Their EDEN foundation models, released in January, were trained on BaseData—a genomic database the company says is more than 10 times larger than all public resources combined. The models have already demonstrated real results in the lab, including:
- Designing antimicrobial peptides with 97% hit rates
- Achieving zero-shot activity in human T-cells without clinical training data
- Creating what the company calls “AI-Programmable Gene Insertion”
The Trillion Gene Atlas aims to expand this database by orders of magnitude, processing genomic samples from thousands of collection sites worldwide.
The Partnership Structure
Each partner contributes specific capabilities:
Anthropic is integrating Claude into Basecamp’s therapeutic design workflows. The reasoning capabilities allow researchers to iterate on molecular designs through natural language rather than specialized software.
Ultima Genomics provides ultra-high-throughput sequencing via its UG200 Series, enabling the scale required for 100 million species.
PacBio contributes long-read sequencing, which captures complete gene structures that short-read methods miss.
NVIDIA supplies the compute infrastructure and Parabricks tools for processing the massive resulting datasets.
What This Means
If Basecamp delivers on its claims, the implications are significant. Their EDEN models are described as “the first capable of designing diverse therapeutics directly from a disease prompt”—essentially, tell the AI what disease you want to treat and it proposes candidate molecules.

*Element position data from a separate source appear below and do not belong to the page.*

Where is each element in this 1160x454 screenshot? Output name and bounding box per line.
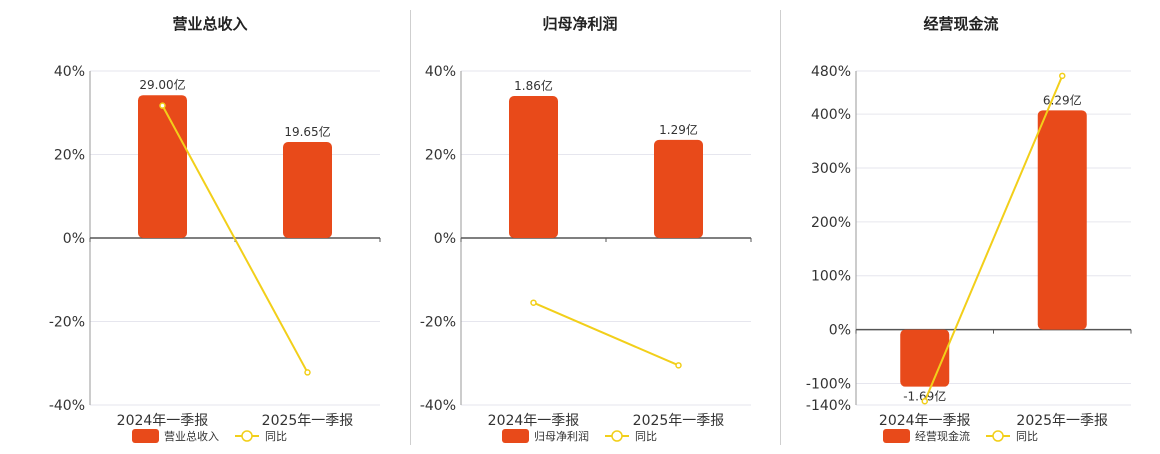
y-tick-label: 200% <box>811 215 851 231</box>
x-category-label: 2024年一季报 <box>488 413 580 429</box>
chart-panel-revenue: 营业总收入 40% 20% 0% -20% -40% 29.00亿 19.65亿 2024年一季… <box>0 0 410 450</box>
y-tick-label: 40% <box>425 64 456 80</box>
legend-label-bar: 营业总收入 <box>164 429 219 443</box>
yoy-line <box>533 301 679 367</box>
chart-title: 经营现金流 <box>923 15 998 33</box>
y-tick-label: 480% <box>811 64 851 80</box>
x-category-label: 2024年一季报 <box>117 413 209 429</box>
y-tick-label: 20% <box>54 148 85 164</box>
legend-swatch-point <box>241 430 253 442</box>
bar-value-label: 29.00亿 <box>139 77 185 92</box>
chart-panel-cash-flow: 经营现金流 480% 400% 300% 200% 100% 0% -100% -140% -1.… <box>781 0 1160 450</box>
legend-swatch-point <box>992 430 1004 442</box>
legend-label-line: 同比 <box>635 430 657 443</box>
y-tick-label: 40% <box>54 64 85 80</box>
yoy-point <box>1059 72 1066 80</box>
yoy-point <box>304 369 311 376</box>
y-tick-label: 20% <box>425 148 456 164</box>
x-category-label: 2025年一季报 <box>1016 413 1108 429</box>
bar-2024q1 <box>138 95 187 238</box>
bar-2025q1 <box>1037 110 1087 330</box>
bar-value-label: 1.29亿 <box>659 122 698 137</box>
y-tick-label: -100% <box>806 376 851 392</box>
yoy-point <box>675 362 682 369</box>
chart-net-profit: 归母净利润 40% 20% 0% -20% -40% 1.86亿 1.29亿 2024年一季报 2… <box>420 15 752 443</box>
y-tick-label: -140% <box>806 398 851 414</box>
legend-swatch-bar <box>502 429 529 443</box>
bar-2025q1 <box>283 141 332 238</box>
chart-title: 归母净利润 <box>542 15 617 33</box>
chart-revenue: 营业总收入 40% 20% 0% -20% -40% 29.00亿 19.65亿 2024年一季… <box>49 15 381 443</box>
y-tick-label: -40% <box>49 398 85 414</box>
chart-panel-net-profit: 归母净利润 40% 20% 0% -20% -40% 1.86亿 1.29亿 2024年一季报 2… <box>411 0 780 450</box>
yoy-line <box>161 105 309 373</box>
yoy-point <box>530 299 537 306</box>
y-tick-label: 100% <box>811 269 851 285</box>
legend-label-line: 同比 <box>265 430 287 443</box>
legend-swatch-bar <box>132 429 159 443</box>
legend-swatch-bar <box>883 429 910 443</box>
yoy-point <box>921 397 928 405</box>
yoy-line <box>923 75 1064 402</box>
y-tick-label: -20% <box>420 315 456 331</box>
y-tick-label: 400% <box>811 107 851 123</box>
bar-value-label: 6.29亿 <box>1043 92 1082 107</box>
bar-value-label: 19.65亿 <box>284 124 330 139</box>
chart-cash-flow: 经营现金流 480% 400% 300% 200% 100% 0% -100% -140% -1.… <box>806 15 1132 443</box>
y-tick-label: 0% <box>63 231 85 247</box>
legend-label-bar: 归母净利润 <box>534 429 589 443</box>
legend-label-bar: 经营现金流 <box>915 429 970 443</box>
panel-divider <box>780 10 781 445</box>
yoy-point <box>159 102 166 109</box>
y-tick-label: -20% <box>49 315 85 331</box>
legend-label-line: 同比 <box>1016 430 1038 443</box>
x-category-label: 2025年一季报 <box>262 413 354 429</box>
y-tick-label: 300% <box>811 161 851 177</box>
y-tick-label: 0% <box>829 323 851 339</box>
bar-value-label: -1.69亿 <box>903 389 946 404</box>
legend-swatch-point <box>611 430 623 442</box>
bar-2025q1 <box>654 139 703 238</box>
bar-2024q1 <box>509 96 558 238</box>
x-category-label: 2024年一季报 <box>879 413 971 429</box>
y-tick-label: -40% <box>420 398 456 414</box>
panel-divider <box>410 10 411 445</box>
x-category-label: 2025年一季报 <box>633 413 725 429</box>
y-tick-label: 0% <box>434 231 456 247</box>
bar-value-label: 1.86亿 <box>514 78 553 93</box>
chart-title: 营业总收入 <box>172 15 247 33</box>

That’s a bold claim. Current AI drug discovery still requires extensive human expertise to translate model outputs into viable drug candidates. But the company says it has validated zero-shot therapeutic activity in wet-lab conditions, meaning the AI’s designs worked without being specifically trained on similar molecules.
The timeline is aggressive: Basecamp claims it can compress over 20 years of biological data gathering and analysis into less than two years.
The Fine Print
Basecamp Research is a startup, not a pharmaceutical company with approved drugs on the market. Their EDEN models have shown promising in-vitro results, but no AI-designed therapeutics from this approach have entered clinical trials yet.
The 97% hit rate for antimicrobial peptides sounds impressive, but “hit” in early drug discovery doesn’t mean “works in humans.” Most drug candidates fail in later stages regardless of how promising their initial profiles looked.
The partnership with Anthropic is notable—it’s one of the first major applications of frontier reasoning models in drug discovery. But integrating AI into therapeutic design workflows is easier announced than accomplished. Regulatory pathways for AI-designed drugs remain uncertain.
Still, the scale of the Trillion Gene Atlas project is unprecedented. If even a fraction of its goals materialize, it could provide training data that fundamentally changes what AI drug discovery models can achieve. The coming years will reveal whether that potential translates into medicines that actually help patients.